Je pense que tu as appris en famille, n’est ce-pas?
F.R: Oui j’ai appris en famille car mon père (Jean Claude Rouzé) jouait déjà et mon frère(Fabien Rouzé) qui est 5 ans plus âgé que moi, avait commencé à jouer aussi donc ça c’est fait en famille tout naturellement.

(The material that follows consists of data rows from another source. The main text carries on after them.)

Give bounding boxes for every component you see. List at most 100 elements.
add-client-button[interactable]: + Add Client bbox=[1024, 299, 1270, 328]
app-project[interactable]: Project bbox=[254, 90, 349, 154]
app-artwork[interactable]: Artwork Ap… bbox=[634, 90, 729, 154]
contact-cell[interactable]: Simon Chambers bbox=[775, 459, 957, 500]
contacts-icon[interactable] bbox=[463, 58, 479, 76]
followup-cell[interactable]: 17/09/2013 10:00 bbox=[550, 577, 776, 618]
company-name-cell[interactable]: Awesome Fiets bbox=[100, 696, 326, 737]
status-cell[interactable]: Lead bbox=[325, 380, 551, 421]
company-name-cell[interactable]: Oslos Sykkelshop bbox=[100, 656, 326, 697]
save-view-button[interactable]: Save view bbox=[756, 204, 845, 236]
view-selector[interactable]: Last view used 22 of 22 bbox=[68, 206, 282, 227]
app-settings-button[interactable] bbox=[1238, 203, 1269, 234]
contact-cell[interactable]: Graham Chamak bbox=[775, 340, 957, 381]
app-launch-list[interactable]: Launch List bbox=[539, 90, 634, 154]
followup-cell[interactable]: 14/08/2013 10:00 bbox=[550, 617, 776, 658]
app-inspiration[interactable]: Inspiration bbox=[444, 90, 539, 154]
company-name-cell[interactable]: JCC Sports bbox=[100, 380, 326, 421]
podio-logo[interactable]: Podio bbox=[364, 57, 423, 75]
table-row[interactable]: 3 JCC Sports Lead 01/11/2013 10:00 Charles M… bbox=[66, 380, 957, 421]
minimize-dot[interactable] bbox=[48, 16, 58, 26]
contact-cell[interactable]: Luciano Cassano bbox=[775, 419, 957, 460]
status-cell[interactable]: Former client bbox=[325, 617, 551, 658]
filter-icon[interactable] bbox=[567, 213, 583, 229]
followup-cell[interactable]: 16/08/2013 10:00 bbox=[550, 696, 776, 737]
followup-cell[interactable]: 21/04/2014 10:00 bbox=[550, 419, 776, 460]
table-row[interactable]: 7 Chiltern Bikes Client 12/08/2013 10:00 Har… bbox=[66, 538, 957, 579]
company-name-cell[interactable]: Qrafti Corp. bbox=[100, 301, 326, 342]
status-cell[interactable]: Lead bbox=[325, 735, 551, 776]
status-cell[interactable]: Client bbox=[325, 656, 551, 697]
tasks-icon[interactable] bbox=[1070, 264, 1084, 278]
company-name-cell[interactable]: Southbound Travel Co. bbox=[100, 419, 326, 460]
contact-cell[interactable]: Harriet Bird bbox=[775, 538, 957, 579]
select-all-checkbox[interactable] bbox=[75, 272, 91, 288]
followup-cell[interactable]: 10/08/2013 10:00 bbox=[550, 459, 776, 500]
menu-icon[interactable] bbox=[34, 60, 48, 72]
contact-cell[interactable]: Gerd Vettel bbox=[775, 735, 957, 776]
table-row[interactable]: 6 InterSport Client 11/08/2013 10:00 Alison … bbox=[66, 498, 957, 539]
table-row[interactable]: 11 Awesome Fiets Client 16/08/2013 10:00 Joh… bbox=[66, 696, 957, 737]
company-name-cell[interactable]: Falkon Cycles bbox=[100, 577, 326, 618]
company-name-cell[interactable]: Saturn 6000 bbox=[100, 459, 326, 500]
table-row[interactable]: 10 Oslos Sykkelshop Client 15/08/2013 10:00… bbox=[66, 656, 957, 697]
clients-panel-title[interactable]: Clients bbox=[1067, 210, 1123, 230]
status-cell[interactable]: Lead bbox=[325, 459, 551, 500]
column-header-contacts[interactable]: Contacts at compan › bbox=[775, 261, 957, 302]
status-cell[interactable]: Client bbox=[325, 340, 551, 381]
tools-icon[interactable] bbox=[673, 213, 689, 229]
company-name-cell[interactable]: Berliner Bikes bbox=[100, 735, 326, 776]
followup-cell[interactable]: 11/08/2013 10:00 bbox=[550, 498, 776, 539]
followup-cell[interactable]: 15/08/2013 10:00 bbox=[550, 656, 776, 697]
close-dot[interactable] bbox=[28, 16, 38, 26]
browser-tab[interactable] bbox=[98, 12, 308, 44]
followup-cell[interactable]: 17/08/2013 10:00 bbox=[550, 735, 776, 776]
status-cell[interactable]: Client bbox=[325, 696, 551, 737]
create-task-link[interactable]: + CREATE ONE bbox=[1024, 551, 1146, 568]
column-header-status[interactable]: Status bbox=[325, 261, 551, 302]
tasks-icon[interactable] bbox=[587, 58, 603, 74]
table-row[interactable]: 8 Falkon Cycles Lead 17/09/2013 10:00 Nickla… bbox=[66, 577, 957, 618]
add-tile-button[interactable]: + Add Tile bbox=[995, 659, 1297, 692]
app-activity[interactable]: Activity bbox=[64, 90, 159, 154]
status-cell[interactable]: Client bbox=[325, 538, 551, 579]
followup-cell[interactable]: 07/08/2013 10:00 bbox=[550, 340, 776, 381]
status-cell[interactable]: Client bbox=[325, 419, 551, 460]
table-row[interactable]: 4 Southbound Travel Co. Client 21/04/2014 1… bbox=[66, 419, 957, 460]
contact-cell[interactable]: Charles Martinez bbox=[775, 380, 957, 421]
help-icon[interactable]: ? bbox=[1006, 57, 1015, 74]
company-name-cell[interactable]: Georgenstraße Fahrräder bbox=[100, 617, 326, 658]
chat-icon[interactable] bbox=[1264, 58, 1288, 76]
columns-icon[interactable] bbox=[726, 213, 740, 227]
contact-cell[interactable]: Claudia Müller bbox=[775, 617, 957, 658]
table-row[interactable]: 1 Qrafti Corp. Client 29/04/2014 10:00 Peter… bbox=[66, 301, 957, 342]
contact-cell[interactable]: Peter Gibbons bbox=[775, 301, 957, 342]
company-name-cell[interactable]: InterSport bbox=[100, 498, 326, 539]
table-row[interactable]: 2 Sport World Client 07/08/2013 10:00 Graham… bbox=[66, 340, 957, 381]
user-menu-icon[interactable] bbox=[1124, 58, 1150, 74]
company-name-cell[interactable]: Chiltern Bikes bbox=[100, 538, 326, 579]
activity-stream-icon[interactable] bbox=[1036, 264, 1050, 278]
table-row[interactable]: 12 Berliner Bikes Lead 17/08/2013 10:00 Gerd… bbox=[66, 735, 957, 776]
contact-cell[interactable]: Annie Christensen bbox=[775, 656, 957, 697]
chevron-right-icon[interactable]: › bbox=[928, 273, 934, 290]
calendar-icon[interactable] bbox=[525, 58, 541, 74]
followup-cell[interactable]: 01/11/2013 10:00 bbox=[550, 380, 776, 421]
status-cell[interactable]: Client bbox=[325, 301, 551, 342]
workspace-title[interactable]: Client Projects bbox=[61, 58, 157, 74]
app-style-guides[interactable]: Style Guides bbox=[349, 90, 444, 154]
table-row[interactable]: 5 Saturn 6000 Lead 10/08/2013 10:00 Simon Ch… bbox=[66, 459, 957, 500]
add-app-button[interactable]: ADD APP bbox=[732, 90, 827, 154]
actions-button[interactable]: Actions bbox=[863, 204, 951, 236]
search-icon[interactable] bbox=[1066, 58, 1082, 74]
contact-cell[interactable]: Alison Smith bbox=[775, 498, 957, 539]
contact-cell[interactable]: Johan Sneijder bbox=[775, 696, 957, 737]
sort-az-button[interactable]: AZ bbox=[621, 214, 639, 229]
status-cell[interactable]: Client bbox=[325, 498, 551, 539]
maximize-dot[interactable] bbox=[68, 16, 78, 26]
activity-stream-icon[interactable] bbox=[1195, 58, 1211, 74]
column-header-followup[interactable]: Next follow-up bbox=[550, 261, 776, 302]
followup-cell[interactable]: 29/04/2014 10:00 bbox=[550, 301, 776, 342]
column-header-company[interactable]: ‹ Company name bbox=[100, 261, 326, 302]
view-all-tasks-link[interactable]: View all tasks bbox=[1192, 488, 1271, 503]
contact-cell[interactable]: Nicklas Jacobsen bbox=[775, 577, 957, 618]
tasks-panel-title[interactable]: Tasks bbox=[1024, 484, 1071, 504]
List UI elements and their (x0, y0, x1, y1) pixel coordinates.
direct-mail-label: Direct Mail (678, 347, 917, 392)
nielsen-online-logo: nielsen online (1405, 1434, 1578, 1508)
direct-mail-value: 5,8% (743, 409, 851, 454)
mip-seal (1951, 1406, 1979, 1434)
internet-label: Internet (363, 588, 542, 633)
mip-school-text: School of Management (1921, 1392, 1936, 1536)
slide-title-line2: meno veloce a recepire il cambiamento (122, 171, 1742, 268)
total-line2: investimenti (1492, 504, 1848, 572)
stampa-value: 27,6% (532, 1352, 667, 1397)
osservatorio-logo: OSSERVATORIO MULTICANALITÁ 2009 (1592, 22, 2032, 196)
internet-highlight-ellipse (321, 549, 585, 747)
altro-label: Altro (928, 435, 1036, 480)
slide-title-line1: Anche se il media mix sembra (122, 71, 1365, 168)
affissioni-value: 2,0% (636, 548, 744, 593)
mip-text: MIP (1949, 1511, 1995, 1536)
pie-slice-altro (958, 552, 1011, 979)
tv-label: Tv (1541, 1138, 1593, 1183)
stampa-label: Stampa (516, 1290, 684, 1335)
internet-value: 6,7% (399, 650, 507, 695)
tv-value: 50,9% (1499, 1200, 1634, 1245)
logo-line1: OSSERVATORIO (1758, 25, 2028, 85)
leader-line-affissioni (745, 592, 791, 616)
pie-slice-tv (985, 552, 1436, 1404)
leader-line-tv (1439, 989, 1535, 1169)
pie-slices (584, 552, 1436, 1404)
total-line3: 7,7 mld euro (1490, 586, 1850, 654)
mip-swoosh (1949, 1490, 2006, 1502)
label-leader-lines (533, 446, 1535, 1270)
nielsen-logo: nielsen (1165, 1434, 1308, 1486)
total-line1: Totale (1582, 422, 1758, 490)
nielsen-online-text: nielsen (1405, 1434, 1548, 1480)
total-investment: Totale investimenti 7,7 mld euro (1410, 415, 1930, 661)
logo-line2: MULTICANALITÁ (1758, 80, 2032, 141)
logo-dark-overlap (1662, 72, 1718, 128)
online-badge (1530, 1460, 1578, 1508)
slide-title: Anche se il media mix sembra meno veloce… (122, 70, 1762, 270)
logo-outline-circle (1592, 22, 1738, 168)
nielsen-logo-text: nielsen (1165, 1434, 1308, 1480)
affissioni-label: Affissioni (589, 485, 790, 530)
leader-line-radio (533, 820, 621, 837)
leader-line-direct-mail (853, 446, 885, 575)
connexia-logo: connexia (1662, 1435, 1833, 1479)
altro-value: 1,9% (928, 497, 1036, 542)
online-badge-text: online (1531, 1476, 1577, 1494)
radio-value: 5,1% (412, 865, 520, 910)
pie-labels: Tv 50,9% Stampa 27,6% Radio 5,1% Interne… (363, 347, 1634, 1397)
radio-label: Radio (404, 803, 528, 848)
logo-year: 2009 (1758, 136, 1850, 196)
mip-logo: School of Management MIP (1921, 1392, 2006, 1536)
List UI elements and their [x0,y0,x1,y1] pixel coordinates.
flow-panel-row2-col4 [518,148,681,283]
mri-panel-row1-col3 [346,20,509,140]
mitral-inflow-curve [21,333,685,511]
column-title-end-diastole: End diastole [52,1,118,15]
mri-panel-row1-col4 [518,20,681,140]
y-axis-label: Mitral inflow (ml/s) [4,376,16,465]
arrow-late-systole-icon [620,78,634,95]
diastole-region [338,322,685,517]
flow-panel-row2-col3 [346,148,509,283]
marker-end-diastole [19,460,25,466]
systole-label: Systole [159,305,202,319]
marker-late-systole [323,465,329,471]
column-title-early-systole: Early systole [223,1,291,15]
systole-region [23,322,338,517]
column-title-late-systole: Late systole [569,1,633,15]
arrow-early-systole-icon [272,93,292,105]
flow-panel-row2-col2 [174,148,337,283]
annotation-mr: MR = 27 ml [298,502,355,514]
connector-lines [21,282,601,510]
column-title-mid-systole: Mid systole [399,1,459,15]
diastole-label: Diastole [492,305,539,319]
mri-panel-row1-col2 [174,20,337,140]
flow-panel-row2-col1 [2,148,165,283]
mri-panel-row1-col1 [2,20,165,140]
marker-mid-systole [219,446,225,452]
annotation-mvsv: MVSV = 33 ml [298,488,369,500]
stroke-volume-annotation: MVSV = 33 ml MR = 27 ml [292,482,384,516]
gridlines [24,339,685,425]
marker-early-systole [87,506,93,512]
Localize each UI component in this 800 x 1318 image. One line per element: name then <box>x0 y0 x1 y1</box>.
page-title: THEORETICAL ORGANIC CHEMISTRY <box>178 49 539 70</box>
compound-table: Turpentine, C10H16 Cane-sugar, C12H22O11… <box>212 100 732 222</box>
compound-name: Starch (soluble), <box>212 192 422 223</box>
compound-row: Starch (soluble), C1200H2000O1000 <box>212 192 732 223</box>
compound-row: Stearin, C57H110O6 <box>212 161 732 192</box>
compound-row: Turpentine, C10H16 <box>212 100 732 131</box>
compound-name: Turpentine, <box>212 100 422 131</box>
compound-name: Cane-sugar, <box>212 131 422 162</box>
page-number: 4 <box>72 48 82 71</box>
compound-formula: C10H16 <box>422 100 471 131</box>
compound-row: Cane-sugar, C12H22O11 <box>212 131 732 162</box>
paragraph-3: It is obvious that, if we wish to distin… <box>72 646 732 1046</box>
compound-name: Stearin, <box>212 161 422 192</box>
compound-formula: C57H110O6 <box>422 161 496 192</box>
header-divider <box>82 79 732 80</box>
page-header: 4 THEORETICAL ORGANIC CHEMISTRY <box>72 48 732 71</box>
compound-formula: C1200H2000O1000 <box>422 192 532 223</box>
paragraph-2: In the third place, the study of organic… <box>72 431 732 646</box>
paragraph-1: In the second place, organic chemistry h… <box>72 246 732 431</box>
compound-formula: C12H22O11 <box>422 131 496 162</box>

Quel est votre style de jouage?
F.R: Notre style de jouage est un jouage en 4/1, à l’ancienne, principalement à « fla » car l’avant-midi est quasiment identique à celui des « Ptits Cos », c’est à dire qu’on ne fait presque pas de reprises.
Pour les airs en musique, ça ressemble également au jouage des Ptits Cos avec quelques petites adaptations personnelles.
Quand je dis à « fla », c’est parce qu’ anciennement les tamboureurs jouaient beaucoup plus en coup simple.

Où joues tu aujourd’hui?
F.R: Binche, La Louvière, Carnières, Jemappes et Le Roeulx

D’autres carnavals à ton actif dans le passé?
F.R: Oui, j’ai joué aussi à Haine-St-Pierre, Leval, Bracquegnies, Ecaussines, Godarvile, Seneffe, Besonrieux et encore d’autres lol…

Je pense que dans cette liste, tu as également joué avec Philippe Baudelet, autre personnalité dans le monde du folklore?
F.R: J’ai commencé à jouer très jeune avec Philippe Baudelet, mon frère jouait déjà 2-3 carnavals avec lui, et ironie du sort à La Louvière je jouais aux Amis Réunis à ce moment là. Je passais devant la maison de Philippe lors de mon ramassage, il m’a entendu jouer. Il cherchait des tamboureurs plus jeunes car à ce moment là il fallait enchaîner chaque semaine, soumonce le samedi et carnaval dimanche, lundi, mardi… Par exemple la 3ème soumonce de La Louvière suivi du carnaval de Leval pendant 3 jours.
Certains tamboureurs de sa batterie, déjà un peu plus âgés, ne savaient plus enchaîner cette accumulation d’heures toutes les semaines. C’est donc comme ça qu’il m’a demandé de les rejoindre.

Je pense que tu jouais juste à côté de lui, 2ème en partant de la gauche… C’est une expérience supplémentaire dans ta façon de jouer?
F.R: Oui j’ai joué la première année à côté de Luc Therace, et puis je suis parti 2ème à gauche près de Philippe.
Ça serait mentir de dire que non, car il a modifié le jouage et il avait une très bonne oreille. Et donc musicalement il a changé des choses et nous en avons tous profité. Il y a toujours du bon à retenir de ces années prestées…
On apprend toujours des petits trucs supplémentaires, il est toujours bon de prendre un maximum de conseils quand on a 15-16 ans.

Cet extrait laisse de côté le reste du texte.